I’m not the sort of man to accept privileges—you know that. It’s
hard enough staying alive in my present condition without having to
live with the guilt that I took someone else’s place on an
aeroplane and they got left here and died. It just wouldn’t be any
good. And with all this medical junk that would have to come with
me, you could fit a dozen skinny people in my place.”

“Harley, we
need you.”

“No you don’t.
It’s just like joining the dots from here.”

“Oh yes, the
great Harley Thyssen master-plan.

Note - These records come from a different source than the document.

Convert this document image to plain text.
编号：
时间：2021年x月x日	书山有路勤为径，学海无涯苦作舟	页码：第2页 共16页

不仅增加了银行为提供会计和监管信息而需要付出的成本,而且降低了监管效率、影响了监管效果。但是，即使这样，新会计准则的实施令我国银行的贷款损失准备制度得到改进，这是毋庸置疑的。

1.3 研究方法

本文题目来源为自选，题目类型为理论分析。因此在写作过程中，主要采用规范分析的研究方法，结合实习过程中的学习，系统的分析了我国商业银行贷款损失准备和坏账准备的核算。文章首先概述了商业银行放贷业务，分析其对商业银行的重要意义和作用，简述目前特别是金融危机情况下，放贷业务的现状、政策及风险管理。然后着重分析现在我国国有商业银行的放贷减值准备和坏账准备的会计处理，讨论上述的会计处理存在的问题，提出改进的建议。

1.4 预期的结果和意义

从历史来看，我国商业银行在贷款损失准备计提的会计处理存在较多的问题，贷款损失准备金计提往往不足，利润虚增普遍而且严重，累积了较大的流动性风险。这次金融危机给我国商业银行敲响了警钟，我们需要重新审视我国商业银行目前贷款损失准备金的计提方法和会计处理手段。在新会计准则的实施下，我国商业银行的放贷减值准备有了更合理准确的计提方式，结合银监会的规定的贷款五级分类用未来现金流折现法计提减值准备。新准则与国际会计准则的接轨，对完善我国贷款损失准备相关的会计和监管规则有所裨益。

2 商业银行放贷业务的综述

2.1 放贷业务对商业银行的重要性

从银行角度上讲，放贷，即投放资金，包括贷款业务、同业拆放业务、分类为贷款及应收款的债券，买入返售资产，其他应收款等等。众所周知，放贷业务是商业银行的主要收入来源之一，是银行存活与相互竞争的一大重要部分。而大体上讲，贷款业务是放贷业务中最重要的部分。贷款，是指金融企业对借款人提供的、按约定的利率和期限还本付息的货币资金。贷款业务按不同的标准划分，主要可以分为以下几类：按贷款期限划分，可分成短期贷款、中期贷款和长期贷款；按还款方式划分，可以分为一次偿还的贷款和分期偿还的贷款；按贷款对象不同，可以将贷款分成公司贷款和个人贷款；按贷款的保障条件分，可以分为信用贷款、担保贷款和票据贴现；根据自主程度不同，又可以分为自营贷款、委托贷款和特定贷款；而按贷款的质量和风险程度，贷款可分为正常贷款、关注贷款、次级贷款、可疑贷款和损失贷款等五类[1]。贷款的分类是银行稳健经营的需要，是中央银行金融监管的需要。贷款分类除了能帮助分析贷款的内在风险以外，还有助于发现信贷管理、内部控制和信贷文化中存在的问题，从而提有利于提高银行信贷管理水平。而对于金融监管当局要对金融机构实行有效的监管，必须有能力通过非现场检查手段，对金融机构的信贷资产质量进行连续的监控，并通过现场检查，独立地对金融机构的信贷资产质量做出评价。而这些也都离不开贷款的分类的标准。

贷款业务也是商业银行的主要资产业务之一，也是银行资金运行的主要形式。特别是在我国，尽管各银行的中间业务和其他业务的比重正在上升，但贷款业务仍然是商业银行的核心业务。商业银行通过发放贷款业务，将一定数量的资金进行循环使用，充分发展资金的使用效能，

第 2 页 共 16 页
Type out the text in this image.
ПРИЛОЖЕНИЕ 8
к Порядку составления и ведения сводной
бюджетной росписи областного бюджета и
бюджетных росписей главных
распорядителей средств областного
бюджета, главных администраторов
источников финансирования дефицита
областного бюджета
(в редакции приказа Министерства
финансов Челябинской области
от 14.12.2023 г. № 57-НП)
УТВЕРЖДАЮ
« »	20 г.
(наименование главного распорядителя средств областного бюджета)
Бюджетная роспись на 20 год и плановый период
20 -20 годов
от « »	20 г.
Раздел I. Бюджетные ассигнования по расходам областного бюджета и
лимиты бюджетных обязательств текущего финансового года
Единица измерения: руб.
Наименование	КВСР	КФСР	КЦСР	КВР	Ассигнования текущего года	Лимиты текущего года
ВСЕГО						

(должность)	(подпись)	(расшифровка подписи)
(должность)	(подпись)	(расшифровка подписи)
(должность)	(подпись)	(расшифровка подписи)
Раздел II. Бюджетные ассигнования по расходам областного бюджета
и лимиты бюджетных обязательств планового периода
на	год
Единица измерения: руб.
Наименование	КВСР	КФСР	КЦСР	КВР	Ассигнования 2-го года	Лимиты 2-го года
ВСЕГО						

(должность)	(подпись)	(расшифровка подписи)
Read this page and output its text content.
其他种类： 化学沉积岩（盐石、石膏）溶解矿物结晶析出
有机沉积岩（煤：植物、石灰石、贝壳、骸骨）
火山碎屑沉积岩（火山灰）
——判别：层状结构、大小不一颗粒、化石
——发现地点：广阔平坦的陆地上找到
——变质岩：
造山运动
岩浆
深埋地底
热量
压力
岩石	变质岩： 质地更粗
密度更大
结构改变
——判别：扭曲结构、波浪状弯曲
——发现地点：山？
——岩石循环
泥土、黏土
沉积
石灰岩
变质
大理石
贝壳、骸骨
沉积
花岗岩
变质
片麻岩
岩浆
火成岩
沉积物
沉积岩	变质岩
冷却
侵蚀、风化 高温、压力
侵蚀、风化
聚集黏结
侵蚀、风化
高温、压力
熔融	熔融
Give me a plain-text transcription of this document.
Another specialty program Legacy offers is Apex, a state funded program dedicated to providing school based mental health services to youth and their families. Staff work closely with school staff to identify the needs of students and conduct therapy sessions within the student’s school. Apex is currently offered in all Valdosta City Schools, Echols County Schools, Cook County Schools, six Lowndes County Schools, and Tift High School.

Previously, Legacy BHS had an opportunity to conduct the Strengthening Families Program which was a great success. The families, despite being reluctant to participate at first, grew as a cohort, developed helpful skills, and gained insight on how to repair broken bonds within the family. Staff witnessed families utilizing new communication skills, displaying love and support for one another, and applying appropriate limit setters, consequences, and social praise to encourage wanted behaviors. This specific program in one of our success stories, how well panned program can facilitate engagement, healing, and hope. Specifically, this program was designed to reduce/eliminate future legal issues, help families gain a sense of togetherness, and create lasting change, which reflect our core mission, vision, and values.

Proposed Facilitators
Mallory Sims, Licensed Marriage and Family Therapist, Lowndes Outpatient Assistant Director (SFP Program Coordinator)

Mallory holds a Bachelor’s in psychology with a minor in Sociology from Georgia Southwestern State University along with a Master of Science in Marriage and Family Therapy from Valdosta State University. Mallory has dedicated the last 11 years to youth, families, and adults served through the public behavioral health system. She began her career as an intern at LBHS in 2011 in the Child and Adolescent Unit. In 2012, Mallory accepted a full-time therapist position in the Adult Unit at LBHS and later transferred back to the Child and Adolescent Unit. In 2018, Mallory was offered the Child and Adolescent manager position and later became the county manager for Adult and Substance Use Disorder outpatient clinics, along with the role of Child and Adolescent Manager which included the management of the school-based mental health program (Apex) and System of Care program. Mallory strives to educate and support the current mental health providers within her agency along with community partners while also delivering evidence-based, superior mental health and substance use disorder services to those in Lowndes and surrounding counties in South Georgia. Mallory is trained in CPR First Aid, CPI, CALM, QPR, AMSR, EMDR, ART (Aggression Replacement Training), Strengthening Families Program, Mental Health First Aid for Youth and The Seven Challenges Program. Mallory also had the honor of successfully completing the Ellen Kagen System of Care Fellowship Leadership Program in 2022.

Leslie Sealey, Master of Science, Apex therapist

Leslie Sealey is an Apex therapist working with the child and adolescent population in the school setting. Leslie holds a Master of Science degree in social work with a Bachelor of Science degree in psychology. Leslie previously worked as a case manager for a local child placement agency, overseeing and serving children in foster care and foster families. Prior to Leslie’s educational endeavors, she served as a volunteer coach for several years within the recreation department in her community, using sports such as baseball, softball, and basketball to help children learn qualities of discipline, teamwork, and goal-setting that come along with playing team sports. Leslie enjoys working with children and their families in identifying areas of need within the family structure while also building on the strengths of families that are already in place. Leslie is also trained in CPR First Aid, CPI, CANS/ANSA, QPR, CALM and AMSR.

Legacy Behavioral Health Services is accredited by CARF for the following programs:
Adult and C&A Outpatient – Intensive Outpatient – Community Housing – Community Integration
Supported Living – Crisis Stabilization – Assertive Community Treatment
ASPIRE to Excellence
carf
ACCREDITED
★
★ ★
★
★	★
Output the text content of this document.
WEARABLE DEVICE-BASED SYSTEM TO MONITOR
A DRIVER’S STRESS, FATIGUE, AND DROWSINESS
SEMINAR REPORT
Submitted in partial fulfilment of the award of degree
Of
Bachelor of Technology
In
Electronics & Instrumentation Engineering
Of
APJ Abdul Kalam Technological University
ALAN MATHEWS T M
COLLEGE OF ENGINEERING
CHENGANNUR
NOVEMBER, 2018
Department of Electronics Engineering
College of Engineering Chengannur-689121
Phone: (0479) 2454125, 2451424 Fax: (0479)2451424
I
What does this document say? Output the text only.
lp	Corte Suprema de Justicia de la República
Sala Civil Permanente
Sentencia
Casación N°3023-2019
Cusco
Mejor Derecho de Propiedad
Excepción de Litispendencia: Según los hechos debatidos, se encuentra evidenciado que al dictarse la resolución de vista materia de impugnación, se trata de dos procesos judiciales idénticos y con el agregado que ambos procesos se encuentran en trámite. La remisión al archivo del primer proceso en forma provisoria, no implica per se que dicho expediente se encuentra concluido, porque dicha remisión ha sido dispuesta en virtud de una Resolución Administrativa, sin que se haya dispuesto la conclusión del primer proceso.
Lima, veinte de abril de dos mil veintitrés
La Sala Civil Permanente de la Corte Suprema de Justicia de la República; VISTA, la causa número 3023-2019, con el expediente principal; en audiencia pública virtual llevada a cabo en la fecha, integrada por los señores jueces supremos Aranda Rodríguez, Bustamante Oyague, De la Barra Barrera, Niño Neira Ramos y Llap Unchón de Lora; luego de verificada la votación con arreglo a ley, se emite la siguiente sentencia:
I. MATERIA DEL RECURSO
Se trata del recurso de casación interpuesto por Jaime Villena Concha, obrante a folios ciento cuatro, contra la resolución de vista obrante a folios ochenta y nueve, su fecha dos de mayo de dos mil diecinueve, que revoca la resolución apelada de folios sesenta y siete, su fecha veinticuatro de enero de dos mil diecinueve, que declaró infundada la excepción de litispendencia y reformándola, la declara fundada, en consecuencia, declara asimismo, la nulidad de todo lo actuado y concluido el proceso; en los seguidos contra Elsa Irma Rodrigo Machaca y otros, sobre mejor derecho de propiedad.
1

Everything will just fall into
place.”

“Anything that
happens from here won’t happen any better or worse because I’m
there.”

“Harley, you
just don’t know…”

But he put his
fingers over her lips. “Didn’t the nurses tell you that you aren’t
allow to get me excited by arguing with me?”

Lorna sighed.
She backed off immediately, knowing that was true. Obviously she
would have to come in on a more subtle tack.

“You knew this
was going to happen, didn’t you?”

“Which of my
many wise or foolish predictions are you referring to now?”

“The heart
attack. That was why you arranged for all of us to be able to take
over without you.”

“No, I didn’t.
I knew I had health problems and it was a reasonable assumption
that the stress would get to me in the end. That’s all.”

“You can’t fool
me, Harley. I remember that little experiment of yours when I was
the guinea pig. You expected me to die.”